Beliefnet
April 18, 2002

NEW DELHI, India (AP) - Buddhist monks wept in the rubble as Chinese authorities razed Tibet's largest religious institute and nunnery, two monks who secretly filmed the destruction and escaped said Thursday.

"We were frightened to see so many Chinese. Right away they started to destroy thousands of homes of our monks and nuns," monk Khempa Tenkyong, who fled from the Serthar Institute in the Sichuan province, just east of Tibet.

He was speaking at the Foreign Correspondents Club of South Asia after a screening on Thursday by campaigners against China's occupation of Tibet of a 10-minute documentary pieced together with the smuggled footage.

According to the Tibetan Center of Human Rights and Democracy, more than 8,000 students were forcibly evicted and about 2,000 homes demolished by Chinese laborers through 2001 at the institute. It said the demolitions started on June 26, 2001.

Chinese officials on Thursday denied the institute had been ravaged.

"This is not true. They have not been evicted. I don't think this video is the real thing," Yang Shuying, first secretary at the Chinese Embassy in New Delhi, told The Associated Press.

"The Chinese government respects people in Tibet. (They) enjoy religious freedom," she said.

Tenkyong, dressed in a flowing saffron robe, and another monk, Paltrup, had escaped the institute by hitching rides at night to the Tibetan capital of Lhasa to avoid Chinese security forces. From Lhasa, they said they walked for a month across the Himalayas to reach Nepal, from where they had come to India.

Tenkyong said Jigme Phuntsok, who founded the Serthar Institute in 1980 and is the most popular Tibetan religious leader living in Tibet, has been detained by Chinese authorities.

He also alleged that nuns at the institute were coerced to denounce the Dalai Lama, the supreme leader of Tibetan Buddhists, and forced to sign documents vowing allegiance to the communist leaders.

The grainy video images showed men in suits and armed soldiers watching as workers with pickaxes and crowbars demolished huts along a hilly, grassy expanse, said to be part of the institute campus. Weeping old women searched for belongings in the rubble.

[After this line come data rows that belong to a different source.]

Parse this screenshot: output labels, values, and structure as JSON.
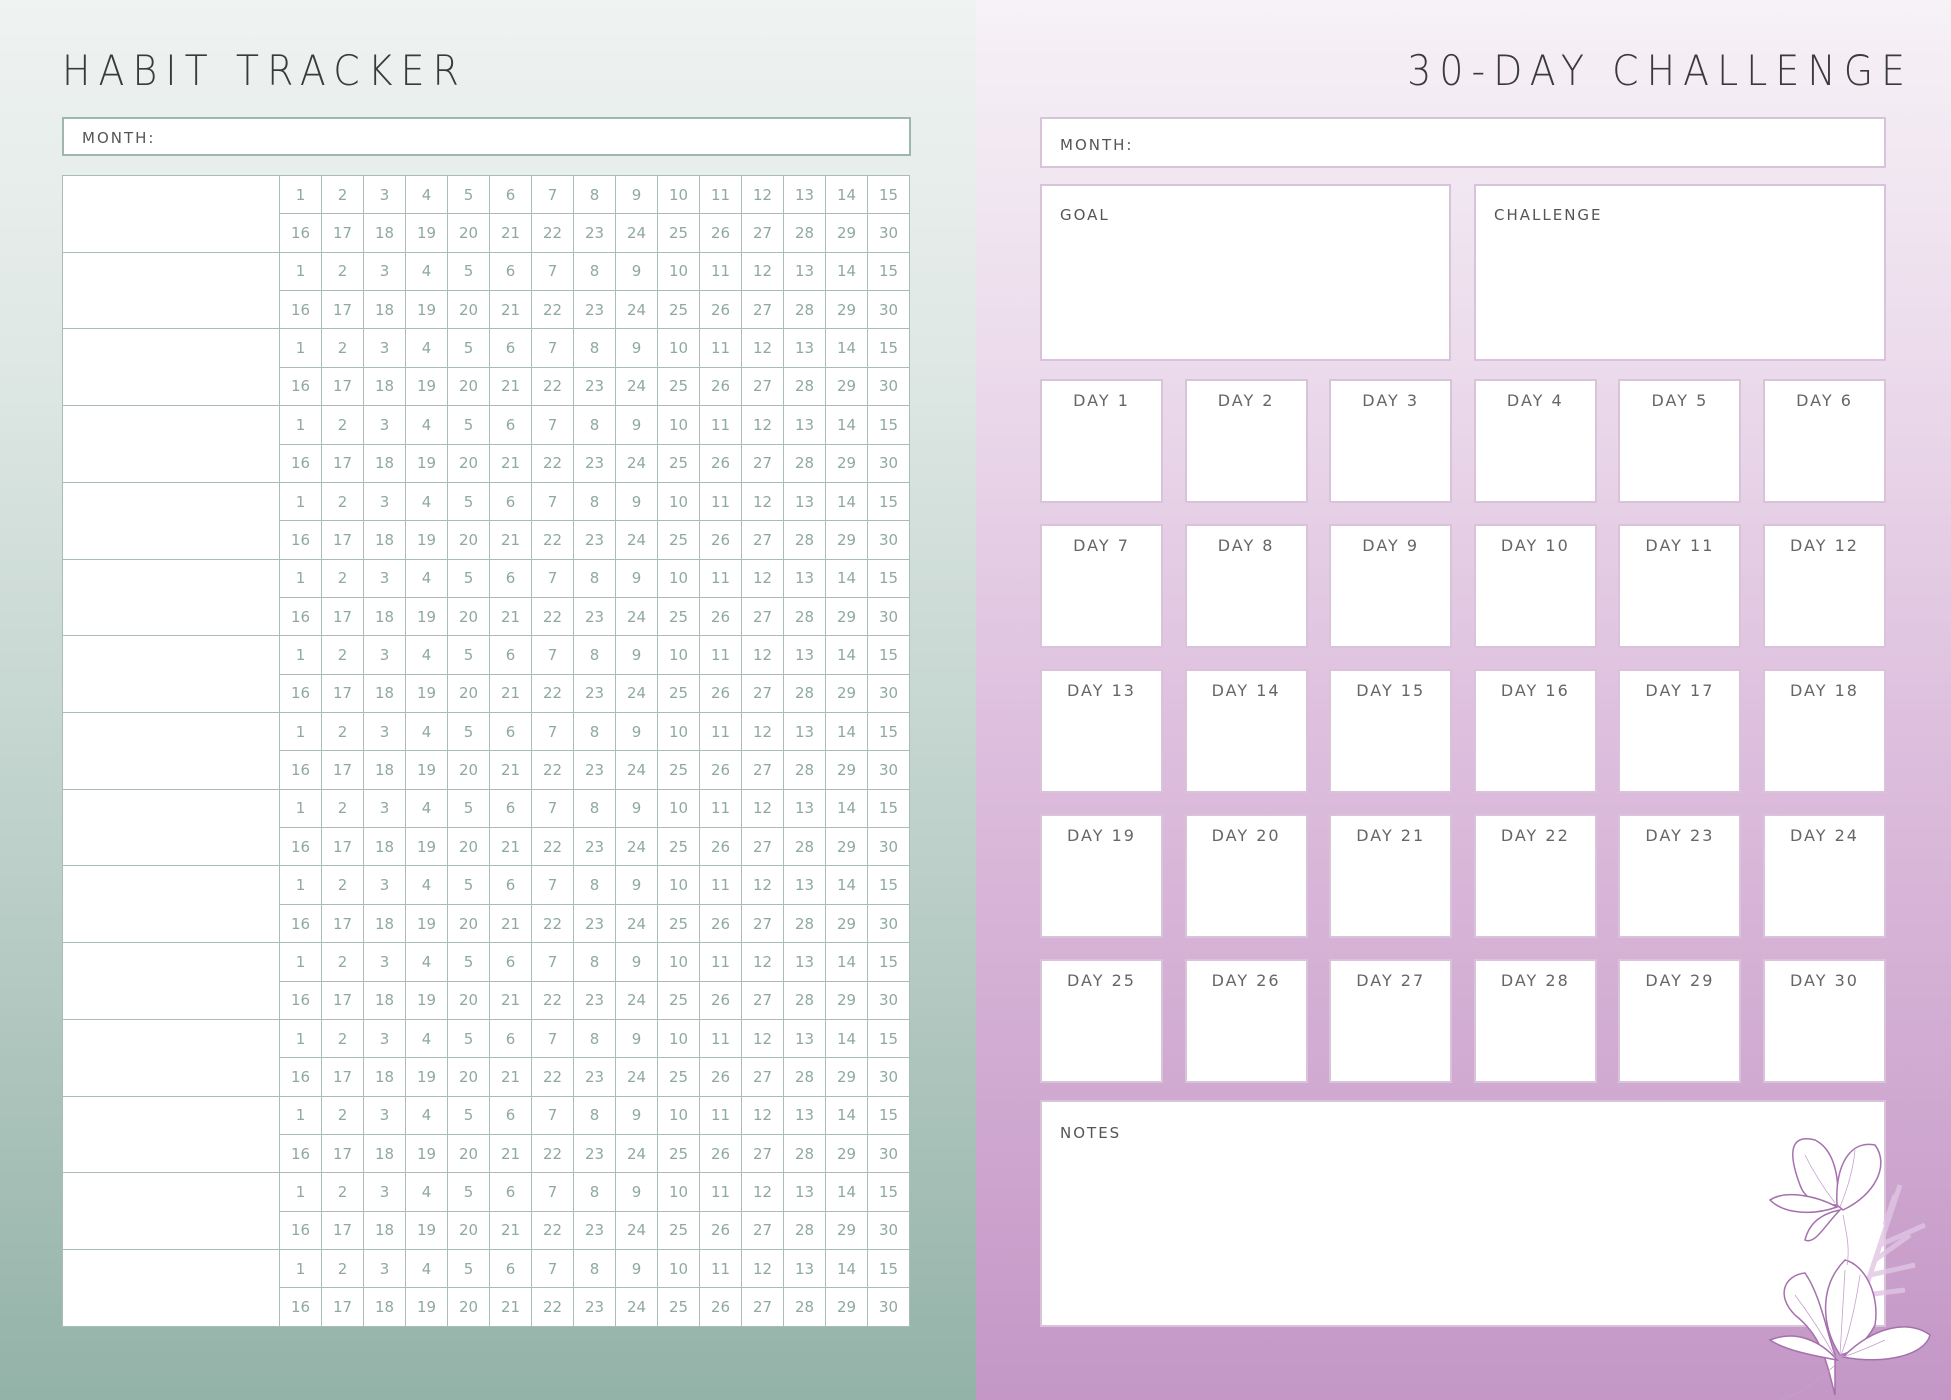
{
  "habit_tracker": {
    "title": "HABIT TRACKER",
    "month_label": "MONTH:",
    "row_count": 15,
    "first_half_days": [
      "1",
      "2",
      "3",
      "4",
      "5",
      "6",
      "7",
      "8",
      "9",
      "10",
      "11",
      "12",
      "13",
      "14",
      "15"
    ],
    "second_half_days": [
      "16",
      "17",
      "18",
      "19",
      "20",
      "21",
      "22",
      "23",
      "24",
      "25",
      "26",
      "27",
      "28",
      "29",
      "30"
    ]
  },
  "challenge": {
    "title": "30-DAY CHALLENGE",
    "month_label": "MONTH:",
    "goal_label": "GOAL",
    "challenge_label": "CHALLENGE",
    "notes_label": "NOTES",
    "days": [
      "DAY 1",
      "DAY 2",
      "DAY 3",
      "DAY 4",
      "DAY 5",
      "DAY 6",
      "DAY 7",
      "DAY 8",
      "DAY 9",
      "DAY 10",
      "DAY 11",
      "DAY 12",
      "DAY 13",
      "DAY 14",
      "DAY 15",
      "DAY 16",
      "DAY 17",
      "DAY 18",
      "DAY 19",
      "DAY 20",
      "DAY 21",
      "DAY 22",
      "DAY 23",
      "DAY 24",
      "DAY 25",
      "DAY 26",
      "DAY 27",
      "DAY 28",
      "DAY 29",
      "DAY 30"
    ],
    "decoration": "flower-illustration"
  },
  "colors": {
    "left_accent": "#9fb6ae",
    "right_accent": "#c497c6",
    "number_color": "#8fa9a0"
  }
}
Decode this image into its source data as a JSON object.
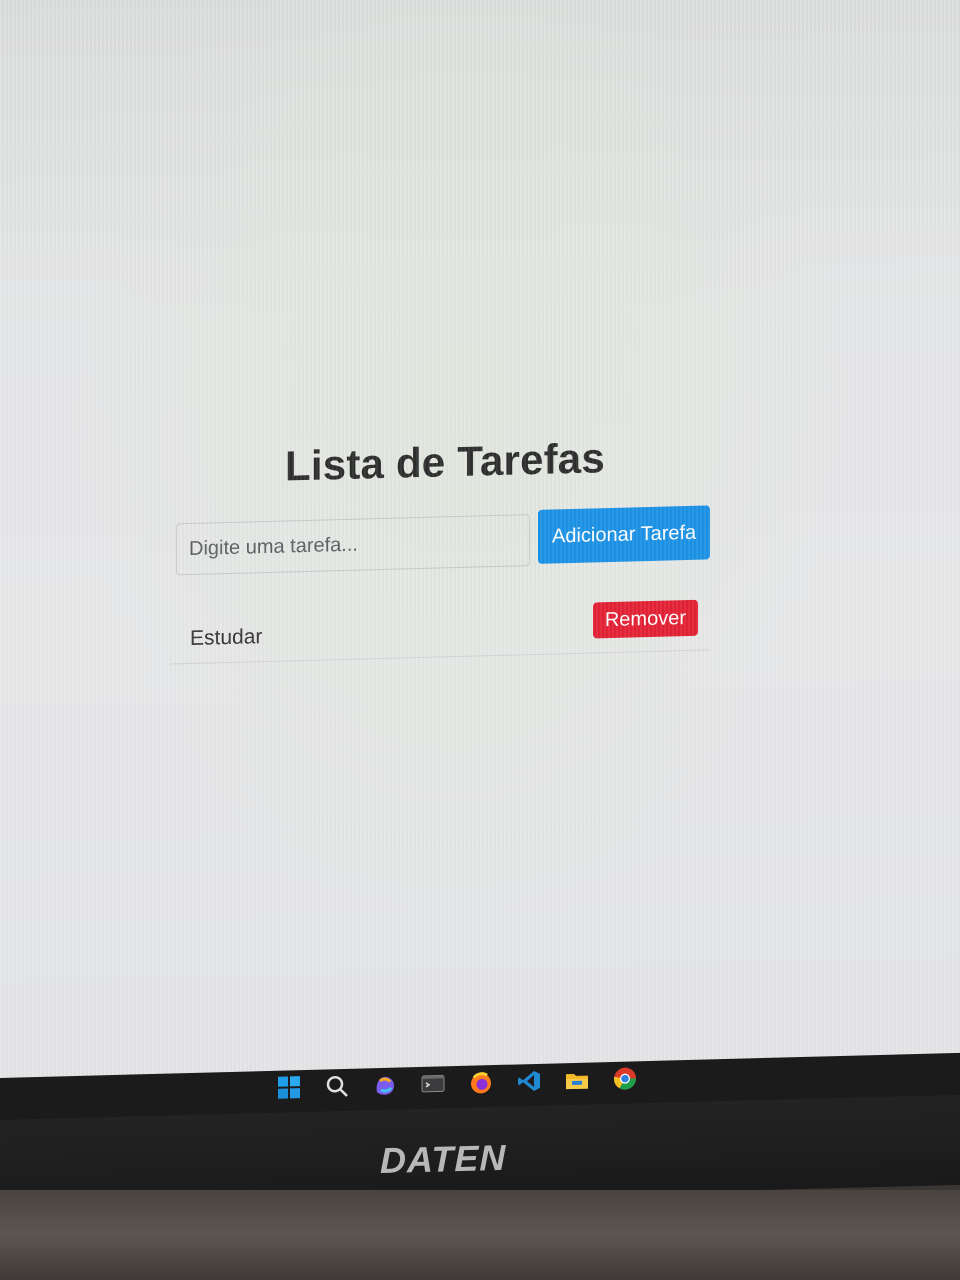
{
  "app": {
    "title": "Lista de Tarefas",
    "input_placeholder": "Digite uma tarefa...",
    "add_button_label": "Adicionar Tarefa",
    "tasks": [
      {
        "text": "Estudar",
        "remove_label": "Remover"
      }
    ]
  },
  "colors": {
    "add_button": "#1c92e6",
    "remove_button": "#e32235",
    "title_text": "#2e2e2e"
  },
  "taskbar": {
    "icons": [
      "windows-start-icon",
      "search-icon",
      "copilot-icon",
      "terminal-icon",
      "firefox-icon",
      "vscode-icon",
      "file-explorer-icon",
      "chrome-icon"
    ]
  },
  "monitor": {
    "brand": "DATEN"
  }
}
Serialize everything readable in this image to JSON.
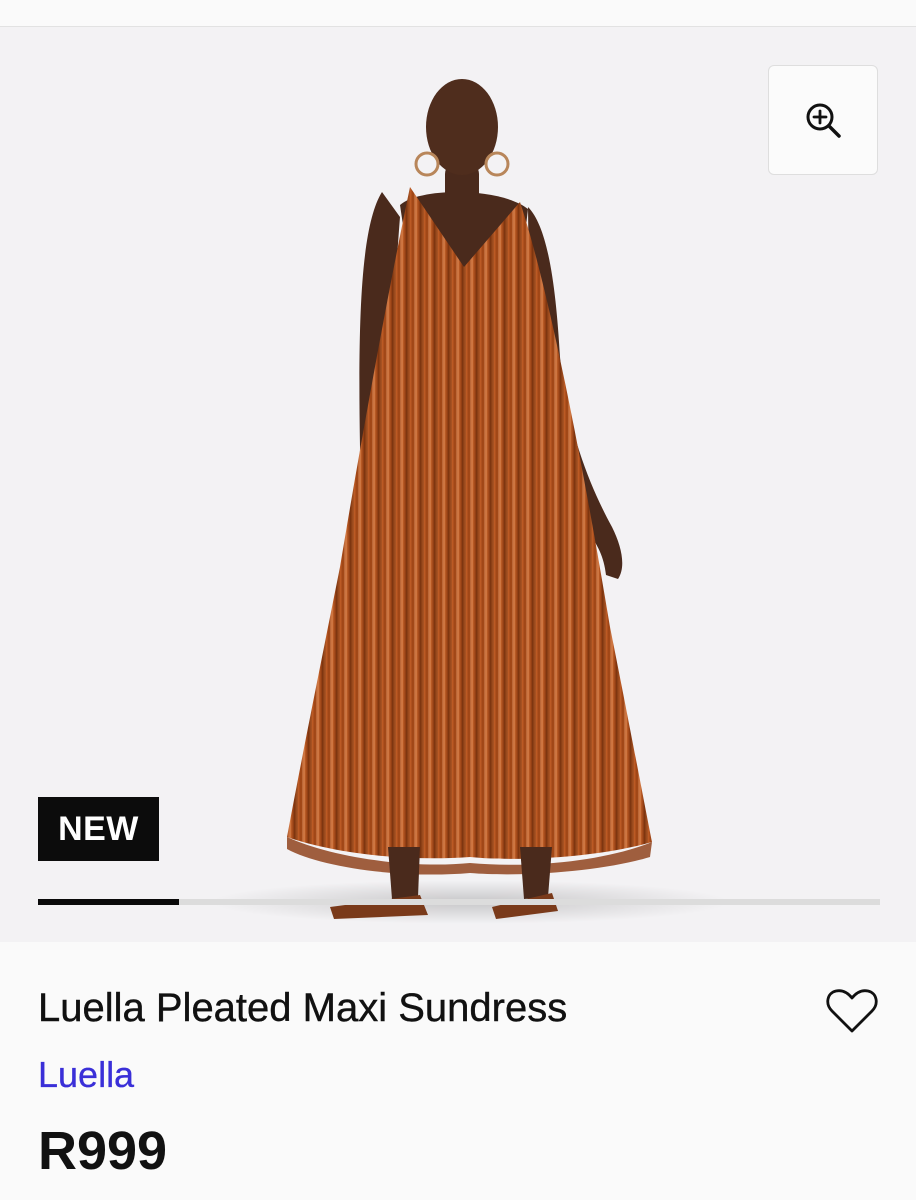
{
  "gallery": {
    "image_alt": "Model wearing rust orange pleated satin maxi sundress",
    "badge": "NEW",
    "slide_progress": 0.167,
    "zoom_icon": "zoom-in-icon"
  },
  "product": {
    "title": "Luella Pleated Maxi Sundress",
    "brand": "Luella",
    "price": "R999",
    "wishlist_icon": "heart-outline-icon"
  },
  "colors": {
    "brand_link": "#3a2fd8",
    "dress": "#b5541c",
    "badge_bg": "#0c0c0c"
  }
}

Tenkyong said the Chinese authorities spared the main Buddhist shrine at the institute.

The Tibetan Center of Human Rights said 19,000 monks and nuns from different Tibetan sects had been evicted from their homeland over the past seven years.

China claims that Tibet has been part of its territory for centuries, and has run the region with a heavy hand since communist troops arrived there in 1950.

The Dalai Lama fled during a failed uprising against Chinese rule in 1959 and has led a campaigns for autonomy from exile in northern India.